Greedy Farthest-Point Sampling: How to pick 100 founders that aren't all the same

The Cambrian sim starts with 100 founder eggs. Each egg has 8 traits, each trait has 4-5 alleles. That’s about 160,000 possible genomes.

If I pick 100 of those at random, I get clustering. Some regions of trait space have 5 nearby founders; others have none. The starting population is biased — and any biases at the start get amplified over 500 generations.

What I wanted: 100 founders that are as spread out as possible. Maximum coverage of the trait space.

The algorithm that does this is called greedy farthest-point sampling. It’s old. It’s simple. It’s exactly what you want.

The algorithm

def make_founders(n: int, seed: int) -> list[dict]:
    rng = random.Random(seed)

    # Generate a big candidate pool — way more than we need
    pool = [random_genome(rng) for _ in range(n * 8)]

    # Pick the first founder at random
    chosen = [pool.pop(0)]

    # For each subsequent founder, pick the candidate
    # that maximizes minimum distance to all existing chosen
    while len(chosen) < n:
        best_candidate = None
        best_min_dist = -1
        for candidate in pool:
            min_dist = min(genome_distance(candidate, c) for c in chosen)
            if min_dist > best_min_dist:
                best_min_dist = min_dist
                best_candidate = candidate
        chosen.append(best_candidate)
        pool.remove(best_candidate)

    return chosen

Twelve lines. That’s it.

Why it works

The “farthest” in “farthest-point” is the key. We don’t pick the farthest point from the centroid (that would just push everyone to the edges). We pick the point that’s farthest from its nearest already-chosen point.

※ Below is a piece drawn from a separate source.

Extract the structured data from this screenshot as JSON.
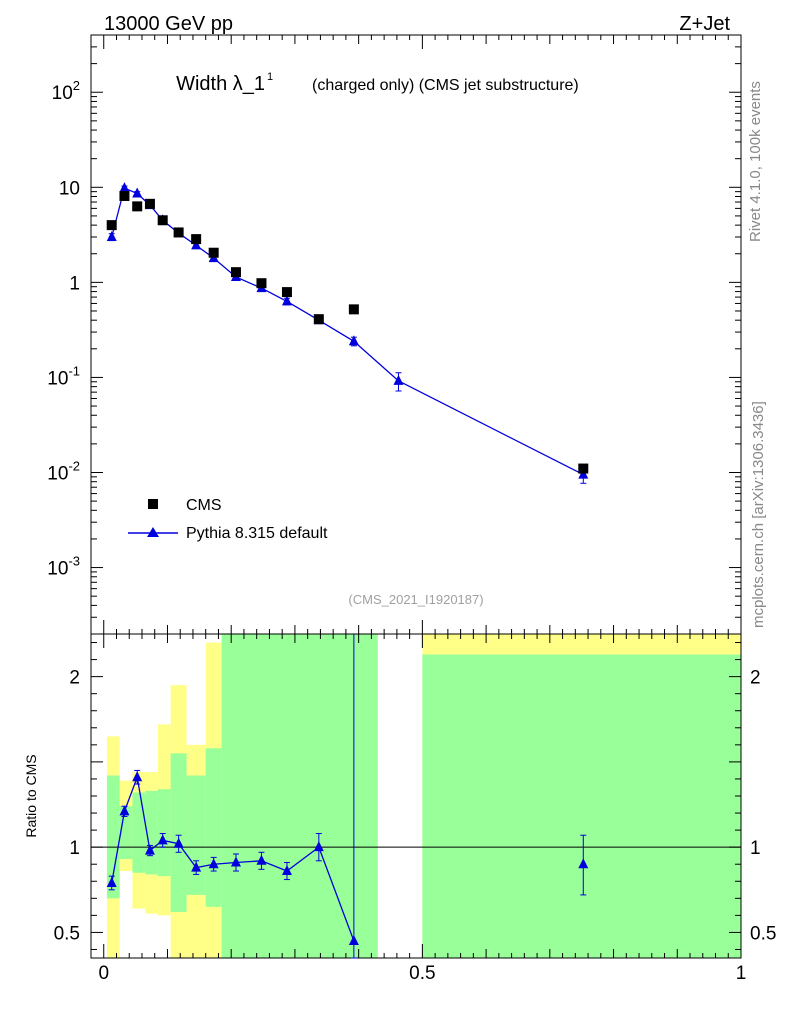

This means each new founder fills the biggest gap in the current set. After 100 picks, no two founders are too close together, and the entire trait space has roughly uniform coverage.

It’s like Poisson disk sampling, but cheaper and you don’t need to know the right radius in advance.

What it cost

Pool size: 8x the number of founders (so 800 candidates for 100 founders). More candidates = better coverage. 8x is a sweet spot.
Compute: O(n² × pool_size) — not great asymptotically, but n=100 is tiny so it runs in 0.3 seconds.
Memory: trivial. 800 genomes = a few KB.

For larger n, you can use approximation algorithms (k-means++ initialization, Sobol sequences, etc.). For our scale, the greedy algorithm is plenty.

The result

The 100 founders span the trait space evenly. Every combination of palette × pattern × size × metabolism × lifespan has at least one nearby founder. The starting cladogram has 100 distinct species (not 30 with overlapping niches).

Without farthest-point sampling, the Cambrian sim collapsed to 1-2 species within 50 generations because all 100 founders were too similar to maintain reproductive isolation. With it, the sim produces 101 species over 500 generations and a beautiful cladogram.

Where else this applies

Anywhere you need diverse samples from a large discrete space:

A/B test cohorts: pick N users that span demographic dimensions
Synthetic training data: pick N prompt seeds that span topic/length/tone space
Curriculum design: pick N exercises that span difficulty/concept space
Survey sampling: pick N respondents that span geographic/age/income space
Initialization for genetic algorithms: pick N starting solutions that span the search space

If you’re sampling and you care about coverage (not just statistical representativeness), farthest-point is your friend.

The implementation is in scripts/cambrian.py, function make_founders. ~20 lines including the candidate pool generation. Steal it. Use it. Spread your samples out.